The psychological aspects of baseball may be impossible to quantify, but in some cases, they’re equally difficult to ignore. Plenty of relievers blaze into the Majors and post numbers to match Rivera’s for a couple seasons, but only one became the best of all time in his role.

All ballplayers, no matter how good, run into their share of misfortune. If a pitcher throws strikes, some will be hit, and some will find holes in the defense. Toward the end of Rivera’s career, every time he struggled in a couple of outings, there came questions about his ability to endure. But every time, he did.

“You have to be able to bounce back when you need to bounce back,” he told me last year. “I think those tools are more important than your pitches. Because you’re going to fail. Sooner or later, you’re going to fail.”

Obviously baseball lacks the gravity of real life, but it sometimes serves as a perfect microcosm. And in Rivera’s remarkable resolve after losses on the field, there exists real lessons on how to face losses off of it — no matter how disparate the magnitude. The same fire that endeared the resilient closer to my ridiculously competitive brother offers me guidance in how to handle his absence.

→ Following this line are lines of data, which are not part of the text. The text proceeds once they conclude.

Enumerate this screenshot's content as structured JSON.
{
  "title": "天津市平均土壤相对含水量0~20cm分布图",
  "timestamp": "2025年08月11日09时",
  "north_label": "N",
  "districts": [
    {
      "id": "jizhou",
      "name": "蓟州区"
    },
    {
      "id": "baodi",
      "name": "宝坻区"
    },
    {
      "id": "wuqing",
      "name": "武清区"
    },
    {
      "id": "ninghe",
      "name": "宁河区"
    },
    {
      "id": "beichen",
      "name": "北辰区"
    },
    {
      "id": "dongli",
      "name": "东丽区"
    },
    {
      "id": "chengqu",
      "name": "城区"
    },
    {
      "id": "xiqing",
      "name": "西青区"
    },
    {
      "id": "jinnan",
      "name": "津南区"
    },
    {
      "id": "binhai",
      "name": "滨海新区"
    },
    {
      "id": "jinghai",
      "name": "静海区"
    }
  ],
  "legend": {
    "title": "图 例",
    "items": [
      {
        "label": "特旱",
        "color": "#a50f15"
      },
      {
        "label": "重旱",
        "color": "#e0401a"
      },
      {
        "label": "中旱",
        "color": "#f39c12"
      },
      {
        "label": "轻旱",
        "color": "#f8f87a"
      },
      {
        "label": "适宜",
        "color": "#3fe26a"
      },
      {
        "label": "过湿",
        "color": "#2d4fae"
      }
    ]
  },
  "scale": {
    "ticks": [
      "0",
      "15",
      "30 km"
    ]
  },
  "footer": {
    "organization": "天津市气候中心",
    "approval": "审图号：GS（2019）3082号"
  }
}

“You can’t change the past, and it has passed already,” Rivera told me. “Know tomorrow brings a new opportunity — a new game — and with that there are new challenges. So you have to get ready for that.”

That’s it, I think. Every single one of us, at some point or another, will suffer our share of horrible hardships. And we can dwell on them, and let devastating reality break us forever, or we can shoulder it all as best we can and keep swinging away. You don’t walk your way off any island.

What happens happens, and the past has passed. I took batting practice off Mariano Rivera. Got a few good rips in, too. How cool is that?